Какого хрена он так на нее смотрит? Я знаю, что он, вероятно, делает это из уважения к Рози, но это меня беспокоит.

Это меня злит.

На себя. На нее. На него.

—Я не хочу, — отвечает она, глядя пустым взглядом.

— Ты замерзнешь насмерть. Надень это, — он сует толстовку ей в грудь, настаивая. Тем не менее, она отказывается реагировать.

Я могу только смотреть это. Я не могу сказать ни слова, потому что мой лучший друг говорит с ней больше, чем с кем-либо за год.

Ревность бурлит у меня в животе.

Видишь, что она делает со мной? Разрушая мою жизнь снова и снова. Настраивая меня против моих собственных проклятых друзей. Из-за нее я злился на Алистера, лгал Тэтчер, а теперь завидую Сайласу.

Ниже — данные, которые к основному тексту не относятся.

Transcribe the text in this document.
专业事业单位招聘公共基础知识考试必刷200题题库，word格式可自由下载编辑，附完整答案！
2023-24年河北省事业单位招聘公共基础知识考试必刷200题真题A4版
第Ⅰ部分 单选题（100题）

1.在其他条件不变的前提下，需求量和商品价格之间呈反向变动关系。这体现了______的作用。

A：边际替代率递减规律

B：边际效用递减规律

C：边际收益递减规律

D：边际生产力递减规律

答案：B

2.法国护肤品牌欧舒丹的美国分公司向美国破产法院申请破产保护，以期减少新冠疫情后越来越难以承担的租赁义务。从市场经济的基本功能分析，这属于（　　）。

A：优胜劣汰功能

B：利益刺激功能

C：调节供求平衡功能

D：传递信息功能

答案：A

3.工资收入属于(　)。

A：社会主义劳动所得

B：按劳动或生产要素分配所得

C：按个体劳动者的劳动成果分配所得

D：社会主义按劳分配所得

Завидую тому, что у них есть связь, которую я никогда не смогу понять, и я ничего не могу сказать об этом.

Что я должен сделать? Подойти к ним и обоссать ее, как какая-то территориальная собака?

Сэйдж Донахью был кем угодно, но мой никогда не был одним из них.

Я не имею права говорить о том, что смотрю, но это не значит, что я не хочу.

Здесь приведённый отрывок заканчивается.